DINOv2 is able to take a video and generate a higher-quality segmentation than the original DINO method. DINOv2 allows remarkable properties to emerge, such as a robust understanding of object parts, and robust semantic and low-level understanding of images.
同时,本次DINOv2的发布还有着小札的亲自站场,在一开始就收获大量关注度。(最后还不忘提一嘴心心念念的Metaverse)
在小札的亲自宣发下,DINOv2在发布后短短的一天里就收获了2k+的star
!
主要特性✨
在Meta AI官方的Blog中,将DINOv2的特性总结如下:
- Meta AI has built DINOv2, a new method for training high-performance computer vision models.
- DINOv2 delivers strong performance and does not require fine-tuning. This makes it suitable for use as a backbone for many different computer vision tasks.
- Because it uses self-supervision, DINOv2 can learn from any collection of images. It can also learn features, such as depth estimation, that the current standard approach cannot.
- DINOv2是一种训练高性能计算机视觉模型的新方法。
- DINOv2提供了强大的性能,并且不需要微调。
- 由于是自监督( self-supervision),DINOv2可以从任何图像集合中学习。同时,它还可以学习到当现有方法无法学习的某些特征,例如深度估计。
DINOv2是一种新的高性能计算机视觉模型训练方法,使用自监督学习来实现与该领域中使用的标准方法相匹配或超越结果。与其他自监督系统一样,使用DINOv2方法的模型可以在不需要任何相关元数据的情况下对任何图像集合进行训练。这意味着它可以从它所接收到的所有图像中学习,而不仅仅是那些包含特定一组标签或alt文本或标题的图像。DINOv2提供了可直接用作简单线性分类器输入的高性能特征。这种灵活性意味着DINOv2可用于创建许多不同计算机视觉任务的多用途骨干。
文中的实验展示了DINOv2在下游任务上的出色能力,例如分类、分割和图像检索等应用领域。其中,最令人惊讶的是,在深度估计方面,DINOv2的结果明显优于in-domain与out-of-domain的SOTA的pipeline。作者认为这种强大的域外表现是自监督特征学习和轻量级任务特定模块(例如线性分类器)相结合的结果。
最后,由于不采用fine-tuning,骨干保持通用,同一特征可以同时用于许多不同任务。
研究内容
这里,我们不展开DINOv2的具体算法细节,只简要介绍一下DINOv2主要干了些什么(个人看法,欢迎讨论):
创建了一个新的高质量数据集
Building a large, curated, and diverse dataset to train the models
在如今的大模型时代,为了进一步提高性能,往往更大的模型需要更多的数据进行训练。由于没有足够大的高质量数据集来满足DINOv2的训练需求,Meta AI通过从大量未经整理的数据池中检索与几个经过整理的数据集中的图像相近的图像,来组建一个新的数据集。具体流程如下所示:
This approach enabled us to produce a pretraining dataset totaling 142 million images out of the 1.2 billion source images.

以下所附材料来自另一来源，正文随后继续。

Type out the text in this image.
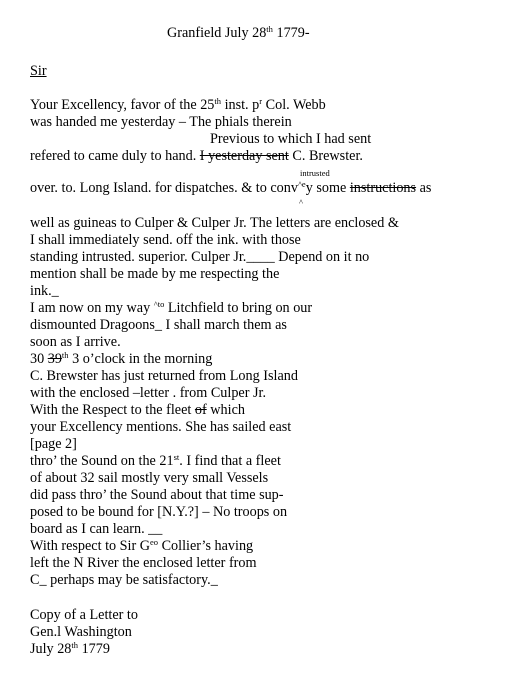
Granfield July 28th 1779-
Sir
Your Excellency, favor of the 25th inst. $p^r$ Col. Webb
was handed me yesterday – The phials therein
Previous to which I had sent
refered to came duly to hand. I yesterday sent C. Brewster.
intrusted
over. to. Long Island. for dispatches. & to conv$^{\^{}e}$y some instructions as
^
well as guineas to Culper & Culper Jr. The letters are enclosed &
I shall immediately send. off the ink. with those
standing intrusted. superior. Culper Jr.____ Depend on it no
mention shall be made by me respecting the
ink._
I am now on my way $^{\^{}to}$ Litchfield to bring on our
dismounted Dragoons_ I shall march them as
soon as I arrive.
30 39th 3 o’clock in the morning
C. Brewster has just returned from Long Island
with the enclosed –letter . from Culper Jr.
With the Respect to the fleet of which
your Excellency mentions. She has sailed east
[page 2]
thro’ the Sound on the 21st. I find that a fleet
of about 32 sail mostly very small Vessels
did pass thro’ the Sound about that time sup-
posed to be bound for [N.Y.?] – No troops on
board as I can learn. __
With respect to Sir $G^{eo}$ Collier’s having
left the N River the enclosed letter from
C_ perhaps may be satisfactory._
Copy of a Letter to
Gen.l Washington
July 28th 1779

通过上图所示的流程,Meta AI从12亿张图片中得到了经过整理的1.42亿张图像,命名为LVD-142M数据集。
蒸馏得到好的轻量模型
大模型虽好,但其硬件和算力的要求太高(都是大厂和大实验室才能玩),我们总是希望着出现门槛没那么高的Strong, lightweight models的出现。
因此,Meta AI通过模型蒸馏的方法,将大模型的知识压缩到较小的模型中,使后续跟进的研究者只需付出最小的准确性代价,就能大大降低推理成本。同时,得到的ViT-Small、ViT-Base和ViT-Large模型也在下游任务上展现出不错的泛化性能,具体可见后面的实验结果。
发布了一系列高性能的预训练模型
Releasing a family of high-performance pretrained models
最重要的,Meta AI向社区发布了一系列DINOv2预训练模型:
We release DINOv2 pretrained models to the community with a matching stable, accurate, and scaled implementation: We share pretraining code and recipe for ViT-L/16 (300 M params) and ViT-g/14 (1.1 B params) architectures, as well as checkpoints for a range of pretrained models from the larger ViT-g/14 down to smaller distilled models (ViT-S/14, ViT-B/14 and ViT-L/14). The performance of our approach is competitive or better than the performance of text-image models such as CLIP and OpenCLIP on a wide array of tasks, some of which are illustrated in our demo. Don’t hesitate to play with it! Our features can be used out of the box for nearest neighbor classification or paired with linear classification, yielding strong performance. DINOv2 allows skipping the model adaptation phase (fine-tuning) — our linear evaluation performance is close to their fine-tuned counterpart (within 2 percent on ImageNet-1k) .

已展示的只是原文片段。